Надо ли говорить, какую душевную боль он испытывал те дни, какая тяжесть лежала у него на сердце... Но он продолжал работать с неослабевающей энергией. Его больше всего угнетало, что в коллективе, который ему предстояло покинуть, оставалось еще немало ребят, нуждавшихся в серьезной и повседневной воспитательной «обработке». Среди таких неустойчивых колонистов были не только подростки, но и уж взрослеющие юноши. Антон Семенович высказал мысль, что взрослых ребят, пожалуй, лучше будет еще до его ухода направить на производство. Если они останутся в колонии, без твердого руководства быстро разболтаются и начнут разлагающе влиять на других ребят, — рабочая среда, большой, мощный коллектив завода скорее удержат их от неправильного шага.

Антон Семенович составил список таких колонистов и немедленно начал подыскивать для них работу. Но нужно было сделать не только это: ребят следовало где-то поселить и на первых порах помочь им в бытовом устройстве. Они уходили в жизнь из колонии, которая стала для них отчим домом, и она должна была о них позаботиться. Антон Семенович принял эту заботу на себя, и еще до того, как он навсегда покинул колонию, ребята-выпускники были обеспечены и работой и благоустроенным жильем.

ГОРЬКИЙ У ГОРЬКОВЦЕВ

В те же дни, омраченные тягостными раздумьями о предстоящем уходе Антона Семеновича, в жизни колонии произошло событие, быть может, самое радостное за все годы её существования, и это на время заглушило наши тяжелые переживания.

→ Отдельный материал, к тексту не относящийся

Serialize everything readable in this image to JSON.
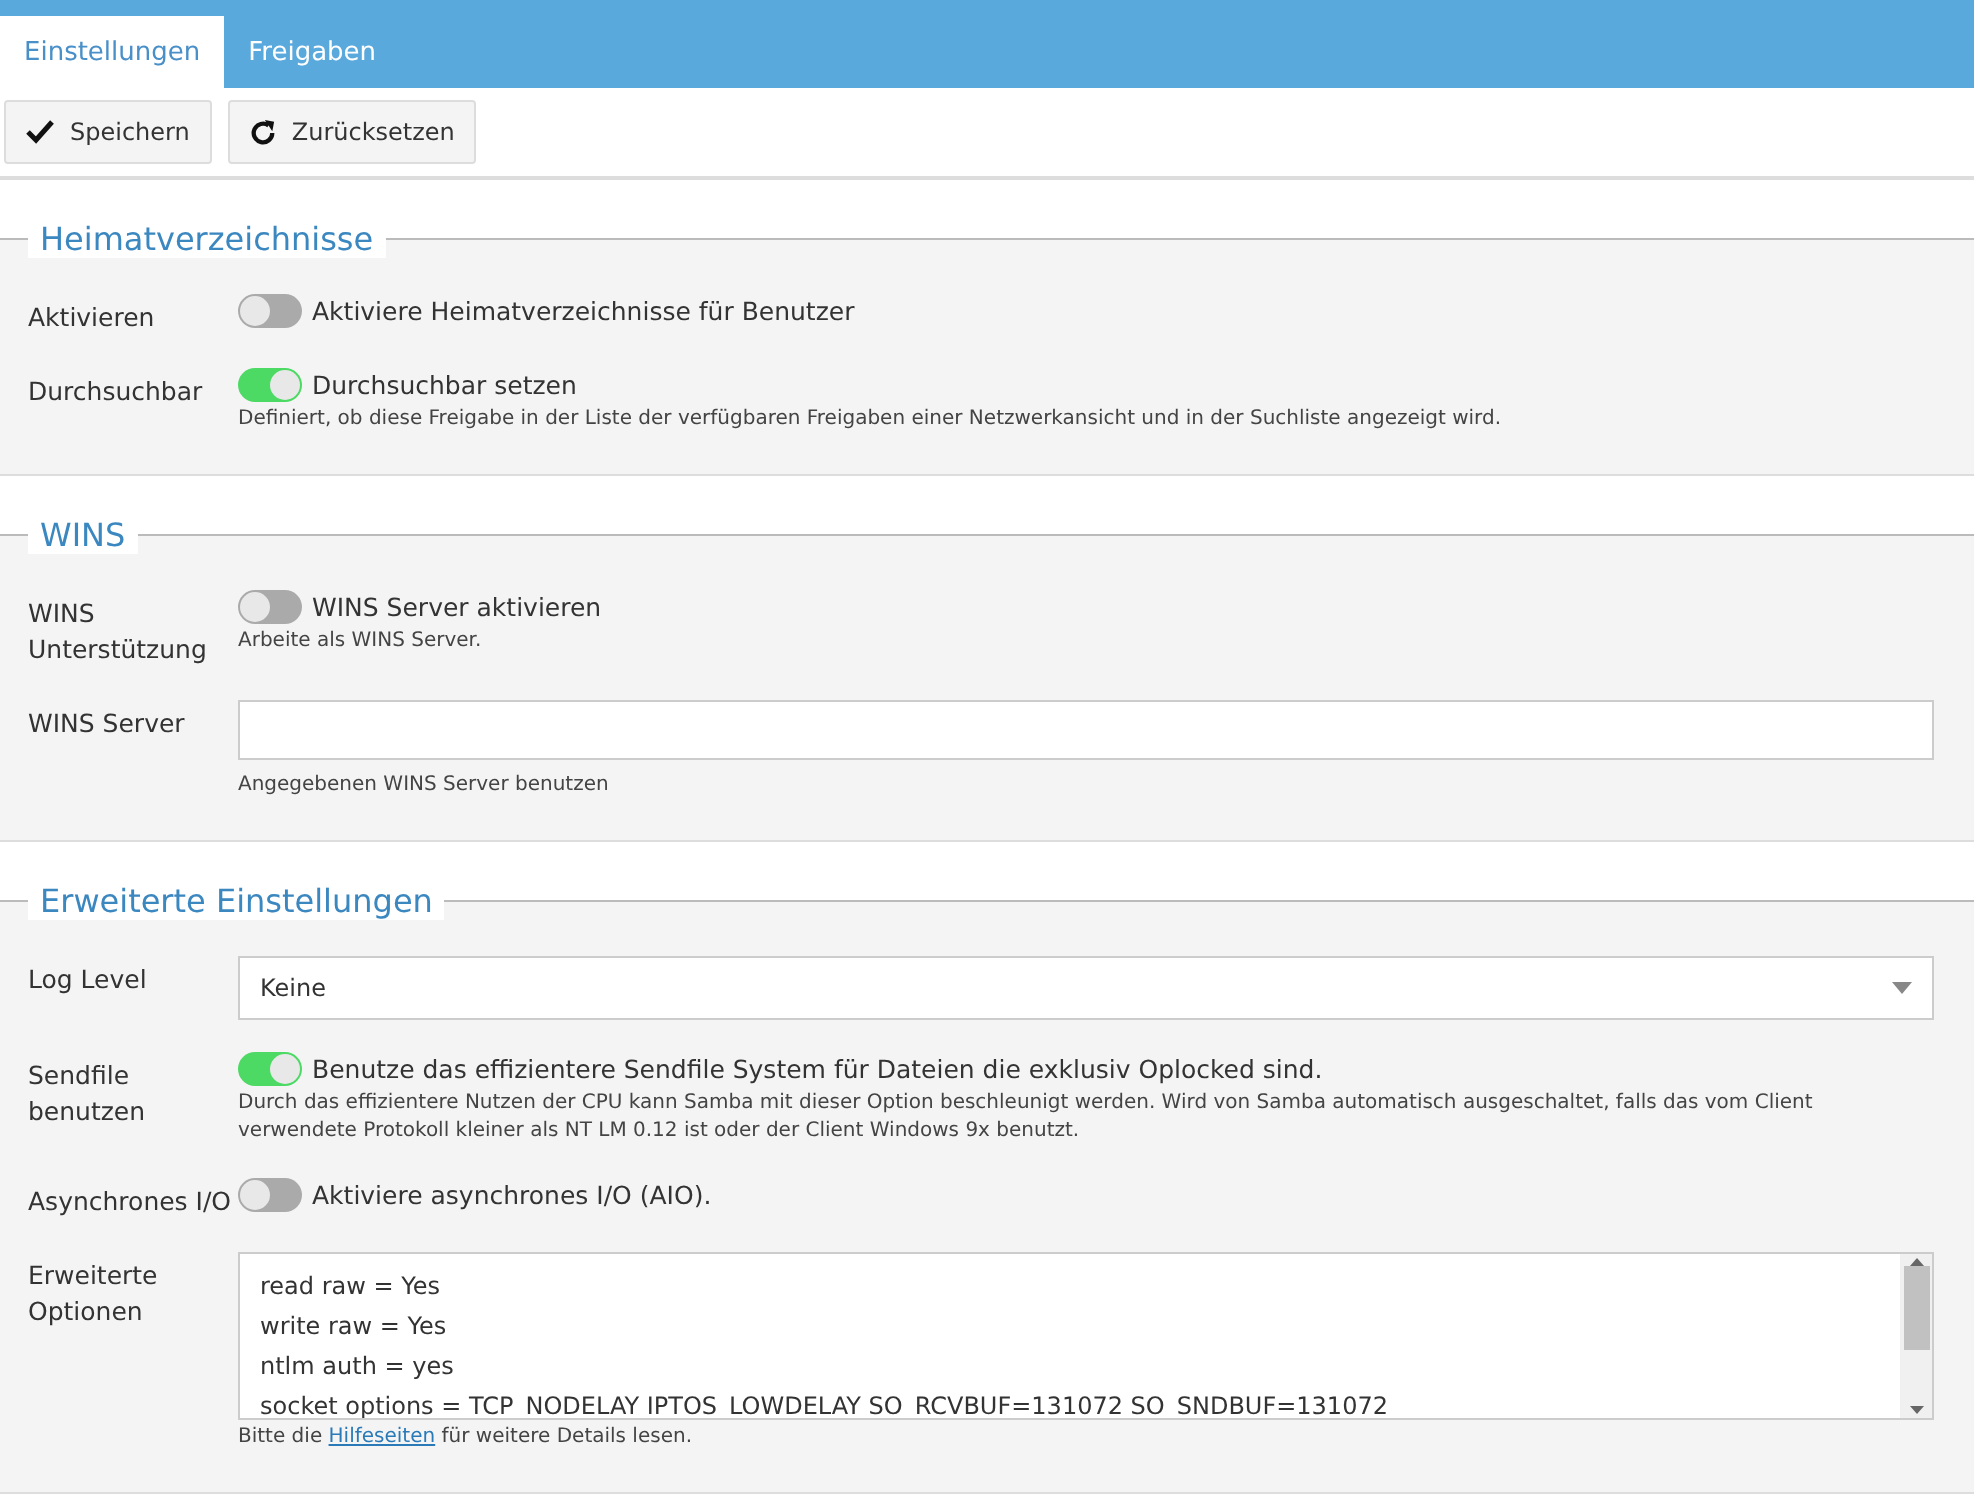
{
  "tabs": [
    {
      "label": "Einstellungen",
      "selected": true
    },
    {
      "label": "Freigaben",
      "selected": false
    }
  ],
  "toolbar": [
    {
      "label": "Speichern",
      "kind": "save"
    },
    {
      "label": "Zurücksetzen",
      "kind": "reset"
    }
  ],
  "sections": [
    {
      "title": "Heimatverzeichnisse",
      "rows": [
        {
          "kind": "toggle",
          "label": "Aktivieren",
          "on": false,
          "text": "Aktiviere Heimatverzeichnisse für Benutzer"
        },
        {
          "kind": "toggle",
          "label": "Durchsuchbar",
          "on": true,
          "text": "Durchsuchbar setzen",
          "hint": "Definiert, ob diese Freigabe in der Liste der verfügbaren Freigaben einer Netzwerkansicht und in der Suchliste angezeigt wird."
        }
      ]
    },
    {
      "title": "WINS",
      "rows": [
        {
          "kind": "toggle",
          "label": "WINS Unterstützung",
          "on": false,
          "text": "WINS Server aktivieren",
          "hint": "Arbeite als WINS Server."
        },
        {
          "kind": "input",
          "label": "WINS Server",
          "hint": "Angegebenen WINS Server benutzen"
        }
      ]
    },
    {
      "title": "Erweiterte Einstellungen",
      "rows": [
        {
          "kind": "select",
          "label": "Log Level",
          "value": "Keine"
        },
        {
          "kind": "toggle",
          "label": "Sendfile benutzen",
          "on": true,
          "text": "Benutze das effizientere Sendfile System für Dateien die exklusiv Oplocked sind.",
          "hint": "Durch das effizientere Nutzen der CPU kann Samba mit dieser Option beschleunigt werden. Wird von Samba automatisch ausgeschaltet, falls das vom Client verwendete Protokoll kleiner als NT LM 0.12 ist oder der Client Windows 9x benutzt."
        },
        {
          "kind": "toggle",
          "label": "Asynchrones I/O",
          "on": false,
          "text": "Aktiviere asynchrones I/O (AIO)."
        },
        {
          "kind": "textarea",
          "label": "Erweiterte Optionen",
          "lines": [
            "read raw = Yes",
            "write raw = Yes",
            "ntlm auth = yes",
            "socket options = TCP_NODELAY IPTOS_LOWDELAY SO_RCVBUF=131072 SO_SNDBUF=131072"
          ],
          "hint_before": "Bitte die",
          "hint_link": "Hilfeseiten",
          "hint_after": "für weitere Details lesen."
        }
      ]
    }
  ]
}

В начале 1928 года возвратился из Италии Алексей Максимович Горький. Мы не сомневались, что на приглашение посетить колонию он ответит согласием. На общем собрании Антон Семенович предложил немедленно начать подготовку к будущей встрече дорогого гостя. Собрание шумно одобрило идею Антона Семеновича преподнести Горькому в подарок книгу о жизни колонистов, написанную самими ребятами. Решено было поместить в ней биографии всех горьковцев.